I will be there Friday afternoon. Big grey Ford pick 'em up truck. Can't miss me.

willbo


----------



## Sea-Slug (May 28, 2004)

*Good Luck*

Good luck to everybody. My wife just shelled my Tranny on my Ford. Maybe next year.


----------



## Dolphin Girl (May 21, 2004)

FYI, I was coming home from Galveston around 2 this morning and it looked like High Island had gotten quite a bit of rain. All of the small ditches had a few inches of standing water in them.

That should have helped the sand situation.


----------



## spambulance (Jul 23, 2004)

*High Is. Wed 8.11*

I was at HI all day yesterday. We got a sprinkle of rain down there, but not much to improve conditions... for non-4x4s. This was just past the barricades.
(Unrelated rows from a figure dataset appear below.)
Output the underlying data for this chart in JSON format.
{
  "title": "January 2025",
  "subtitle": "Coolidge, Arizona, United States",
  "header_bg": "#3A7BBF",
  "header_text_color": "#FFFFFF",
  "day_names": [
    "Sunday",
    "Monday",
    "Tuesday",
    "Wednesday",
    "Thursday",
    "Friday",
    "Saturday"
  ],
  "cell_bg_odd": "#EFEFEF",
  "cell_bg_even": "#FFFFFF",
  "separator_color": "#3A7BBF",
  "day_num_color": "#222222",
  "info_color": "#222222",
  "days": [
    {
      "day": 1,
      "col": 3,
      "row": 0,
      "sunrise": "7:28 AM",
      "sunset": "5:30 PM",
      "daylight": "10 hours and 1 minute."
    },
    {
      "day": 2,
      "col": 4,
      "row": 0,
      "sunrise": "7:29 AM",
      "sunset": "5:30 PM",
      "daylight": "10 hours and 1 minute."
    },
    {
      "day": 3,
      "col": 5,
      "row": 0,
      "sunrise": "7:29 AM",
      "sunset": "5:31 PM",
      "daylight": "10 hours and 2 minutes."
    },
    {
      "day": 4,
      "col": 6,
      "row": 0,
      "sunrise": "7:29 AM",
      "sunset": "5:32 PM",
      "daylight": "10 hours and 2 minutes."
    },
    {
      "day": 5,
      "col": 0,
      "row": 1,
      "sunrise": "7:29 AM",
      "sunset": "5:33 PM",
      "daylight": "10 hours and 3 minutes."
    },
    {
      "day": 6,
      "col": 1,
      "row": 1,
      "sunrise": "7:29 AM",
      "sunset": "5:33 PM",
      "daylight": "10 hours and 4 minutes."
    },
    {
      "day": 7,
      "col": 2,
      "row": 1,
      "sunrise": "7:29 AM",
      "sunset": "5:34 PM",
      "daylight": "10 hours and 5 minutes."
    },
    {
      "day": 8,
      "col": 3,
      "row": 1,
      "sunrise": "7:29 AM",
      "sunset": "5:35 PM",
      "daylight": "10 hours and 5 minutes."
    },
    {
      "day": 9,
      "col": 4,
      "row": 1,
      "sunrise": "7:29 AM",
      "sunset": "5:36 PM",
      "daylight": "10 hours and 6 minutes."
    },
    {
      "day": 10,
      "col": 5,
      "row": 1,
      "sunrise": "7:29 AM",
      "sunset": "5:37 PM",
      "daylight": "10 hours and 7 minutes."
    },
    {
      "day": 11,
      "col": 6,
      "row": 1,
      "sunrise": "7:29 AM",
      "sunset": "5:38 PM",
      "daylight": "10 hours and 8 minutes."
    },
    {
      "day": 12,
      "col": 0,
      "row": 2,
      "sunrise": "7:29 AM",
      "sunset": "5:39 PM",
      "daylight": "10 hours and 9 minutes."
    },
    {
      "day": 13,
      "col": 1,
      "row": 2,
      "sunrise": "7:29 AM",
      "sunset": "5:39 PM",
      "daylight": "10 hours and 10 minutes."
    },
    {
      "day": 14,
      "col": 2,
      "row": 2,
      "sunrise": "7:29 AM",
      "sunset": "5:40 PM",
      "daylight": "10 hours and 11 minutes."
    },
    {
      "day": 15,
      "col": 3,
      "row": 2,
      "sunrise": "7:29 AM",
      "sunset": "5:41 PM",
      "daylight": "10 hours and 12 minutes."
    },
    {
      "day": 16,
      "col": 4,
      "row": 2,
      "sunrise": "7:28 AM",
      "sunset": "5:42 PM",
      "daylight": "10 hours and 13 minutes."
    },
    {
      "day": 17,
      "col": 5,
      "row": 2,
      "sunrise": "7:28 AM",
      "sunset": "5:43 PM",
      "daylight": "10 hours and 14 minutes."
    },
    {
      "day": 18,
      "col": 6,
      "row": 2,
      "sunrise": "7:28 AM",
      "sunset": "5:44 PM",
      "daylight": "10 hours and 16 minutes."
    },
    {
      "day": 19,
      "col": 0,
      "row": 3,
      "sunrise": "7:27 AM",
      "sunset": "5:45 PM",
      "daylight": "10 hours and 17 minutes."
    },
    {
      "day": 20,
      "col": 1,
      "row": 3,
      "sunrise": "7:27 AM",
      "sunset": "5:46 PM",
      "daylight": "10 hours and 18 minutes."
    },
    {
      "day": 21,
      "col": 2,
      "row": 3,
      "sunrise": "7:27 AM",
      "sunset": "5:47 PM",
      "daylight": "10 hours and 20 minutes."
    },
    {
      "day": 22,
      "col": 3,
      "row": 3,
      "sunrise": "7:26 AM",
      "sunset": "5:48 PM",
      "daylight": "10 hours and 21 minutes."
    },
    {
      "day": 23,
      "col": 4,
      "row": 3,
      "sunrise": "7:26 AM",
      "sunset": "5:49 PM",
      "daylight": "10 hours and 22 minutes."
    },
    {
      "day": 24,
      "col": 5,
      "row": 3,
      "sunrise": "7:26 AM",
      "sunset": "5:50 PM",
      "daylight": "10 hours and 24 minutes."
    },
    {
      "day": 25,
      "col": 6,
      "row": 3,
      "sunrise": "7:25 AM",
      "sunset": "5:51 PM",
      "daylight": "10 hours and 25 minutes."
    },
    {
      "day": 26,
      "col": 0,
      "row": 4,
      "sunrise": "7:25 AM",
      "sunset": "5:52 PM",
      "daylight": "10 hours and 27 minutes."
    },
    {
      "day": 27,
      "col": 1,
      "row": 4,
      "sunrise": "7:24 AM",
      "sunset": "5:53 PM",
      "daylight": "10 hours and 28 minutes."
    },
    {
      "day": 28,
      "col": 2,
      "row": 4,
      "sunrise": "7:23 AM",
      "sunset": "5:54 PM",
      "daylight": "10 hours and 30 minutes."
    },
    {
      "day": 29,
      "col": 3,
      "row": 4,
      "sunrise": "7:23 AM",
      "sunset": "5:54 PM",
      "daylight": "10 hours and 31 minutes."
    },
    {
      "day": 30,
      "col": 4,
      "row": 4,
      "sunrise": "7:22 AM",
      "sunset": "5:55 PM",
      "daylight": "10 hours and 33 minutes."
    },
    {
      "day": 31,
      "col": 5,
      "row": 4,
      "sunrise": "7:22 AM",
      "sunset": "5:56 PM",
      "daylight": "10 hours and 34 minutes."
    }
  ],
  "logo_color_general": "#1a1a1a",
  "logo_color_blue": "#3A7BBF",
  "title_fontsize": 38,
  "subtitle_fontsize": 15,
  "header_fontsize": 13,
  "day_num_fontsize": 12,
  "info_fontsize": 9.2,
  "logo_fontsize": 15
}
I won't be able to make it to the BumRun, but best of luck to y'all. 
The last six sting rays I've run out came back chewed up and/or spit out, without any hook ups... I guess they don't call them sharks for nothing!
Enjoy the Run.


----------



## Dolphin Girl (May 21, 2004)

spambulance said:


> I was at HI all day yesterday. We got a sprinkle of rain down there, but not much to improve conditions... for non-4x4s. This was just past the barricades.


I'm talking about late last night (sometime between 2 a.m. and 3 a.m.). The wheel paths on SH 87 were holding water as were the ditches.


----------



## herefishy (Jul 9, 2004)

Thanks for the reports for us 2wd...Guess I'll give it shot, if I can't get in, I can't get in. Not really going ot risk it too much. Only going down Fri night/sat morn anyway. I'll be in a black cherokee with gen and lights, prolly radio, microwave, tv, a/c,...just kidding, lights and that though we'll see how it goes. good luck to all.


----------